At another crisis of self-examination about why I have imploded my life to move to a new city just to be another struggling writer, I walk up to the central branch of the Free Library of Philadelphia with relief. In Boston, the same walk would bring flashback of elementary school fieldtrips with an assigned hand to hold of a girl who that week had decided not to be my friend. Or at the sculpted entrance I would scan over to the park benches where my cohort of punk rock teenagers would meet up to start our habitual hunt for a homeless guy to buy us beer. Escape is rare in a mind molded by a study of history and narrative.
But here I can be anonymous, more importantly my mind tingles from the increased oxygen of new air. At this library I don’t know how the books are organized or where the most comfortable chairs are. At this library the homeless people are not familiar. Here there is only the smallest chance that I bump into an old student from my days living as Ms. Baker.
Here I plop down on oddly lego like red chairs in front of the memoir shelves and scan through where my own book may one day sit – unopened and unread. I have been trying to anchor my writing into a succinct glib statement, ignoring the clench of angst at references the greats of Sedaris, Kerouac, and Burroughs. So I look for their books, to check again if my efforts could someday be among their radii. And the new and the unknown reveal a lesson – those names are not catalogued under memoir. In fact their books do no crowd together in any one section.
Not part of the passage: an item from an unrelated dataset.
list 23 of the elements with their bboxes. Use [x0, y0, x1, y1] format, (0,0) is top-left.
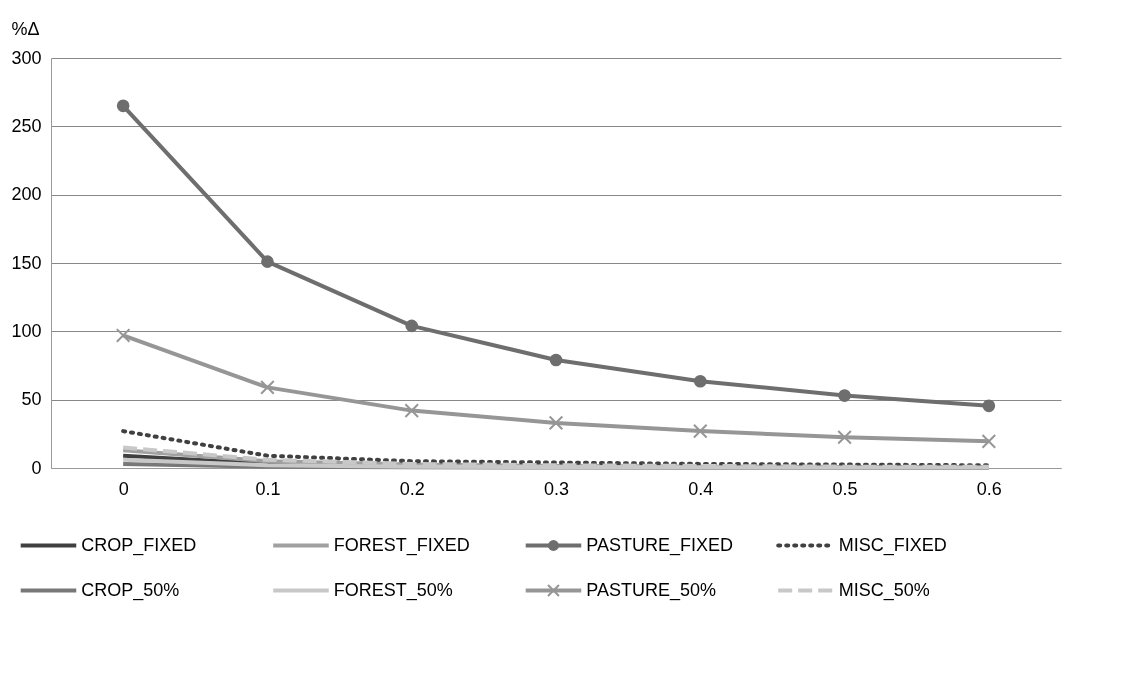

They float between essays, fiction, humor, non-fiction, memoir…and I am stunned.
The librarian is confused at my enthusiastic gratitude for her looking up those names on her computer. “Do you want to write down these call numbers?” I grin ear to ear, “No no, you have answered my question, thank you, thank you so much.” She turns her screen back and resettles her face to neutral.
But she may have just saved me, chiseling out where I might belong, where my future book could someday sit – the place that no one catalogues the same, mixed in and scattered about.